I haven't changed anything, just downloaded and launched, that's the result. if the term only works with one font why is the software picking a random one from the system conf?
It looks like refterm is hard-coded to use Cascadia Mono, which isn't included in-box with Windows 10. So I don't know what happens if you don't have that font. If that's the only issue, then I think we can let that one go, as refterm is clearly only a proof of concept, and one-time logic for choosing the correct font at startup would presumably have no effect on rendering speed.
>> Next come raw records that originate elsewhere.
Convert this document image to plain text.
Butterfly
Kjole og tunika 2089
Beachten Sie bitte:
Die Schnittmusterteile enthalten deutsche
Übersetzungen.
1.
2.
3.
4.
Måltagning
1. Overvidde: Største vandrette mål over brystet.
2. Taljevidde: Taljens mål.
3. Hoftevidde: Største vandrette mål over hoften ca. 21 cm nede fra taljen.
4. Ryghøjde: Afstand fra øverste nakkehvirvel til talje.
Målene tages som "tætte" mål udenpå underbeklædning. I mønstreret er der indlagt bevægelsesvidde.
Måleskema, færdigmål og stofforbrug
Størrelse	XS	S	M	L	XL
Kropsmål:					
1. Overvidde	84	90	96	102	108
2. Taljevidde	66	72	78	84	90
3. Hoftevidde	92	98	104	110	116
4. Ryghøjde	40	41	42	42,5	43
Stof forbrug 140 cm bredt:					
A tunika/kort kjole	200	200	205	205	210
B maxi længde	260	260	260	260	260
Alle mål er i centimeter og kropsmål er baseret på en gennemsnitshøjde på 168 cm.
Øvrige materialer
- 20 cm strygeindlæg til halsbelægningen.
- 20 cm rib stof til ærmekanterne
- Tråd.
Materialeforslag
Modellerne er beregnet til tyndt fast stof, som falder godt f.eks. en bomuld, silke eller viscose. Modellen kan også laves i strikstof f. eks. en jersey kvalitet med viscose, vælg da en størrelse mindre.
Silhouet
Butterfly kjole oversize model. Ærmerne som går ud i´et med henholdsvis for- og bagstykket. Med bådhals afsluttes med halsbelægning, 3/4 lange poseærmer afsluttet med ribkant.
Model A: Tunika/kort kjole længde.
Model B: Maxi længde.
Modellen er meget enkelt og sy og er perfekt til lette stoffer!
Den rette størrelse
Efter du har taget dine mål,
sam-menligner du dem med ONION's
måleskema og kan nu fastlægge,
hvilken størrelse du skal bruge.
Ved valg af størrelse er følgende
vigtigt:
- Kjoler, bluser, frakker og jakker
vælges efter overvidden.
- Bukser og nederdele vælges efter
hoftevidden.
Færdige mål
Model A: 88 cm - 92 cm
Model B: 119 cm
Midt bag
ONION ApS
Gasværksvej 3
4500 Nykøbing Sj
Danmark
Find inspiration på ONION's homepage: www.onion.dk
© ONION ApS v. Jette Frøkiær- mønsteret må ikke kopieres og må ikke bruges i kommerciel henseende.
It looks like your "Digit grouping symbol" field is empty. I'm sure that's standard in some locales, though not for US English. I don't know how to make that field empty; when I try, Windows says it's invalid. So I wonder if your locale sets that separator to some kind of Unicode character that, in a proper renderer, is equivalent to no character at all. If that's the case, then I'm guessing refterm could handle that character as easily as it handles VT escape codes. But this does lend some weight to the position that Casey was oversimplifying things a bit.
Their settings aren't wrong, just different, likely because of differing standards for digit grouping across locales. So this is a case that refterm clearly doesn't support. This case by itself doesn't invalidate refterm's approach to rendering, but I can see why the team at Microsoft, knowing that there are many such cases, would favor abstraction over the absolute best possible speed.